Certificate Revocation

Learn about how to revoke a certificate or certificate authority (CA) to help keep resources secure in the event a certificate can no longer be trusted.

Note

The Certificates service supports the revocation only of resources issued by an internal CA. You can't use the service to revoke an externally managed or imported certificate. You also can't revoke a CA version for a root CA.

You can revoke a certificate or certificate authority (CA) if you want to invalidate it as a trusted resource for any number of reasons. Revocation lets you indicate that a specific version of a certificate or CA is no longer trustworthy and mark it as invalid for use before the end of its validity period. While you can revoke specific versions, you must always have at least one version of a certificate or CA unless you delete the resource altogether. If you do decide to delete a CA, we recommend that you revoke the CA first.

To revoke a certificate version or CA version, you issue and publish a certificate revocation list (CRL). CRLs are published when a CA version or certificate version is revoked, as well as when a CA is created. A CRL lists the X.509 certificates that a CA has revoked prior to their expiration date. When a CA is initially created, the CRL is an empty list that contains no revoked certificates.

If you do not configure a CA for revocation when you create it, you can configure revocation later. Any certificate version or CA version that you revoke before you configure revocation, which includes the corresponding publication of a CRL, is published to the CRL when the CRL becomes available.

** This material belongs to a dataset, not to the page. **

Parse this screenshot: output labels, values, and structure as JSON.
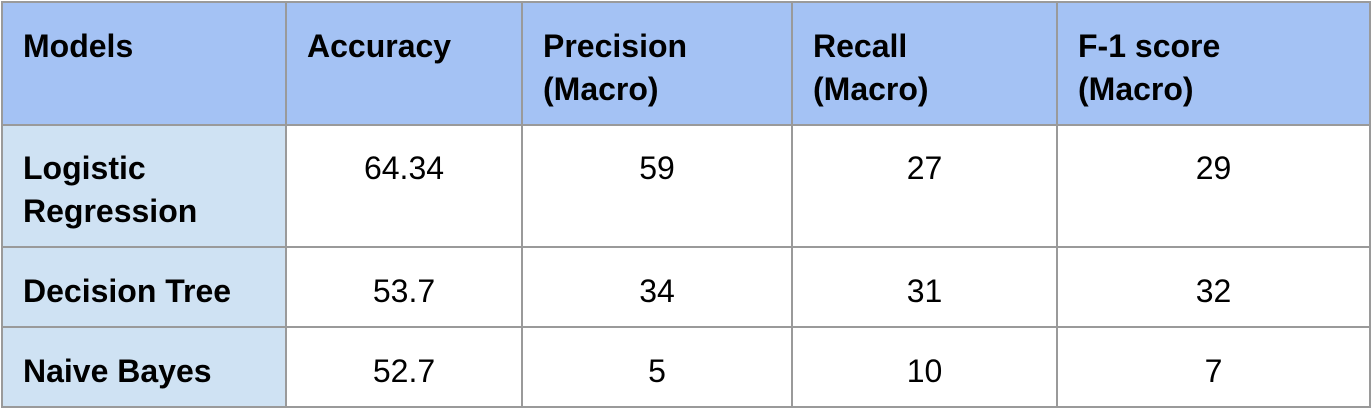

In a CRL, the revocation status includes a reason for the revocation, and the revocation status for a CA and its certificates do not need to match. Revocation statuses can include:

  • UNSPECIFIED. No specific reason. (Although you can revoke a certificate without specifying why, the practice is not recommended.)
  • KEY_COMPROMISE. Suspected or actual compromise of the private key corresponding to the public key in the certificate. For example, the device that stores the private key is lost or stolen. (This reason is used for end entity certificates.)
  • CA_COMPROMISE. Suspected or actual compromise of a CA or the private key corresponding to the public key in the CA certificate. Again, for example, the device that stores the private key is lost or stolen.
  • AFFILIATION_CHANGED. Certificate subject information or other certificate details changed because an individual left the organization specified in the Distinguished Name attribute of the certificate.
  • SUPERSEDED. A replacement certificate has been issued that supersedes the revoked certificate, and the reason is not one of the other revocation reasons.
  • CESSATION_OF_OPERATION. The CA is ceasing operation and no longer publishing CRLs for currently issued certificates.
  • PRIVILEGE_WITHDRAWN. The certificate holder no longer has the privileges required to continue using the certificate.
  • AA_COMPROMISE. Suspected or actual compromise of the authentication authority (AA) validated in the certificate.

To validate a certificate, clients of a certificate get the .crl file hosted at the endpoint named in the certificate as the CRL distribution point (CDP). Then, they check whether the file lists the serial number of the certificate. Any certificate included in the CRL is rejected as invalid.

You need to have a unique, dedicated Oracle Cloud Infrastructure Object Storage bucket where you can store the CRL before you create a CA or before you configure a CA for revocation. If the service cannot publish a CRL to Object Storage after several attempts, the next attempt to publish the CRL happens when the next certificate is revoked.

CRLs are published with a validity period of seven days and are refreshed every three days, before they expire, or whenever a certificate is revoked. A CA can refresh a CRL as long as the CA lifecycle state is 'Active'.

You hold responsibility for hosting the CDP at an endpoint that clients can reach. The service does not validate CDP endpoints. The CDP of a certificate is included in the certificate and in the certificate of the issuing CA. You can have an HTTPS address as the CDP only if you can guarantee that there are no circular dependencies in the verification of the HTTPS chain.

Updating the details of the CRL, including the Object Storage bucket where it is stored or the URL of the CDP, does not automatically update the certificate of the current CA version. If you want to issue a new certificate to reflect a new CDP, then you must create a new CA version.

Revoking a certificate puts the resource's lifecycle state into 'Updating' until the CRL is successfully published to the Object Storage bucket, if the issuing CA is configured to publish a CRL. A revoked CA remains in an 'Active' state because you can still renew the CA. Only the CA version is revoked. Furthermore, revocation of a CA does not affect the revocation status of a subordinate CA or the certificates the CA has issued. Oracle recommends that you revoke every descendant in the hierarchy if an issuing CA is compromised.